The Razorpay Story: From Frustrated Founders to India's Payment Giant
In 2014, Harshil Mathur and Shashank Kumar were building a crowdfunding platform. They had a working product, interested users, and a clear vision. But there was one massive problem that nearly killed their startup: accepting payments in India was a nightmare.
The existing payment gateways were relics of a pre-smartphone era. Integration required wading through 50-page documentation that was often outdated or incorrect. Getting approved for a merchant account meant weeks of paperwork, bank visits, and unexplained rejections. Even after integration, the success rates were abysmal—30-40% of transactions failed due to technical issues.
"We spent more time fighting with payment integration than building our actual product," Harshil recalls. "Every Indian startup was facing the same problem. We thought, 'If we're struggling this much, millions of other businesses must be too.'"
Both founders had the technical chops to understand the problem deeply. Harshil had worked at Schlumberger, and Shashank was an IIT Roorkee graduate who had interned at Microsoft. They knew that payment infrastructure in the US and Europe was years ahead. Companies like Stripe had made accepting payments as simple as adding a few lines of code. Why couldn't India have the same?

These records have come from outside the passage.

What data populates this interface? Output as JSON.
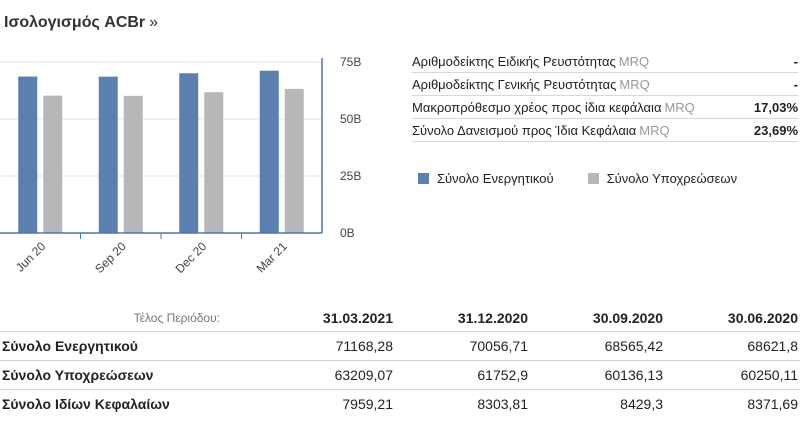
{
  "header": {
    "title": "Ισολογισμός ACBr",
    "arrow": "»"
  },
  "ratios": [
    {
      "label": "Αριθμοδείκτης Ειδικής Ρευστότητας",
      "tag": "MRQ",
      "value": "-"
    },
    {
      "label": "Αριθμοδείκτης Γενικής Ρευστότητας",
      "tag": "MRQ",
      "value": "-"
    },
    {
      "label": "Μακροπρόθεσμο χρέος προς ίδια κεφάλαια",
      "tag": "MRQ",
      "value": "17,03%"
    },
    {
      "label": "Σύνολο Δανεισμού προς Ίδια Κεφάλαια",
      "tag": "MRQ",
      "value": "23,69%"
    }
  ],
  "colors": {
    "assets": "#5b7fae",
    "liabilities": "#b7b7b7",
    "axis": "#4a78b0",
    "grid": "#e3e3e3"
  },
  "chart_data": {
    "type": "bar",
    "categories": [
      "Jun 20",
      "Sep 20",
      "Dec 20",
      "Mar 21"
    ],
    "series": [
      {
        "name": "Σύνολο Ενεργητικού",
        "values": [
          68.62,
          68.57,
          70.06,
          71.17
        ]
      },
      {
        "name": "Σύνολο Υποχρεώσεων",
        "values": [
          60.25,
          60.14,
          61.75,
          63.21
        ]
      }
    ],
    "ylim": [
      0,
      75
    ],
    "yticks": [
      0,
      25,
      50,
      75
    ],
    "ytick_labels": [
      "0B",
      "25B",
      "50B",
      "75B"
    ],
    "grid": true,
    "legend": "right"
  },
  "table": {
    "period_label": "Τέλος Περιόδου:",
    "columns": [
      "31.03.2021",
      "31.12.2020",
      "30.09.2020",
      "30.06.2020"
    ],
    "rows": [
      {
        "label": "Σύνολο Ενεργητικού",
        "values": [
          "71168,28",
          "70056,71",
          "68565,42",
          "68621,8"
        ]
      },
      {
        "label": "Σύνολο Υποχρεώσεων",
        "values": [
          "63209,07",
          "61752,9",
          "60136,13",
          "60250,11"
        ]
      },
      {
        "label": "Σύνολο Ιδίων Κεφαλαίων",
        "values": [
          "7959,21",
          "8303,81",
          "8429,3",
          "8371,69"
        ]
      }
    ]
  }
}
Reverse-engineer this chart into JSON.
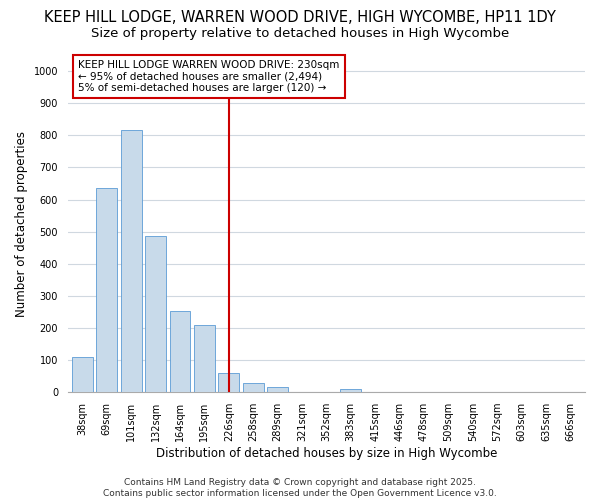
{
  "title": "KEEP HILL LODGE, WARREN WOOD DRIVE, HIGH WYCOMBE, HP11 1DY",
  "subtitle": "Size of property relative to detached houses in High Wycombe",
  "xlabel": "Distribution of detached houses by size in High Wycombe",
  "ylabel": "Number of detached properties",
  "categories": [
    "38sqm",
    "69sqm",
    "101sqm",
    "132sqm",
    "164sqm",
    "195sqm",
    "226sqm",
    "258sqm",
    "289sqm",
    "321sqm",
    "352sqm",
    "383sqm",
    "415sqm",
    "446sqm",
    "478sqm",
    "509sqm",
    "540sqm",
    "572sqm",
    "603sqm",
    "635sqm",
    "666sqm"
  ],
  "values": [
    110,
    635,
    815,
    487,
    253,
    210,
    60,
    28,
    15,
    0,
    0,
    9,
    0,
    0,
    0,
    0,
    0,
    0,
    0,
    0,
    0
  ],
  "bar_color": "#c8daea",
  "bar_edge_color": "#5b9bd5",
  "vline_index": 6,
  "vline_color": "#cc0000",
  "annotation_title": "KEEP HILL LODGE WARREN WOOD DRIVE: 230sqm",
  "annotation_line1": "← 95% of detached houses are smaller (2,494)",
  "annotation_line2": "5% of semi-detached houses are larger (120) →",
  "annotation_box_color": "#cc0000",
  "ylim": [
    0,
    1050
  ],
  "yticks": [
    0,
    100,
    200,
    300,
    400,
    500,
    600,
    700,
    800,
    900,
    1000
  ],
  "footer_line1": "Contains HM Land Registry data © Crown copyright and database right 2025.",
  "footer_line2": "Contains public sector information licensed under the Open Government Licence v3.0.",
  "bg_color": "#ffffff",
  "plot_bg_color": "#ffffff",
  "title_fontsize": 10.5,
  "subtitle_fontsize": 9.5,
  "axis_label_fontsize": 8.5,
  "tick_fontsize": 7,
  "footer_fontsize": 6.5,
  "annotation_fontsize": 7.5
}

In 2014, they made a pivotal decision: instead of continuing with their crowdfunding platform, they would solve the payment problem itself. They founded Razorpay with a mission to simplify payments for Indian businesses.

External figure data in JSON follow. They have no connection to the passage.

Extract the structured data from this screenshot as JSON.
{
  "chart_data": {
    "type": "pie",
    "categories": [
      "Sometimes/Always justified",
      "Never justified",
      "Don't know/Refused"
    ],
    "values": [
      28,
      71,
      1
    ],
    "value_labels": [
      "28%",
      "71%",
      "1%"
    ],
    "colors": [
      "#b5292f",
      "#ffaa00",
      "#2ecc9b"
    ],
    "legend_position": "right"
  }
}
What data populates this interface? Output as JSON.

The early days were brutal. Banks didn't want to work with a startup. Regulatory approvals took months. They had to personally visit hundreds of merchants to convince them to try their product. The first version was rough—but it worked, and it was already better than anything else in the market.
Their breakthrough came in 2015 when they were accepted into Y Combinator's Winter batch—one of the few Indian startups to make it at that time. The YC network opened doors to investors, mentors, and crucially, their first enterprise customers. Fellow YC companies became early adopters, and word spread through the startup ecosystem.
What set Razorpay apart was their obsession with developer experience. While competitors treated documentation as an afterthought, Razorpay made it a core product. Their APIs were clean, their docs were comprehensive, and their sandbox environment let developers test without real money. Engineers loved it.
By 2017, Razorpay had 50,000 merchants. By 2019, they crossed $1 billion valuation to become a unicorn. By 2021, they raised $375 million at a $7.5 billion valuation—making them India's most valuable fintech startup.
But the journey wasn't without challenges. The 2022 funding winter forced a reckoning. Razorpay had to cut costs, optimize operations, and focus on profitability. In FY24, they achieved what many thought impossible: their first profitable year, with ₹33 crore in net income.
Today, Razorpay processes over $180 billion annually for 8 million+ businesses. They've expanded from payments to banking (RazorpayX), lending (Razorpay Capital), and payroll. The company that started because two founders couldn't accept payments now powers payments for half of India's digital economy.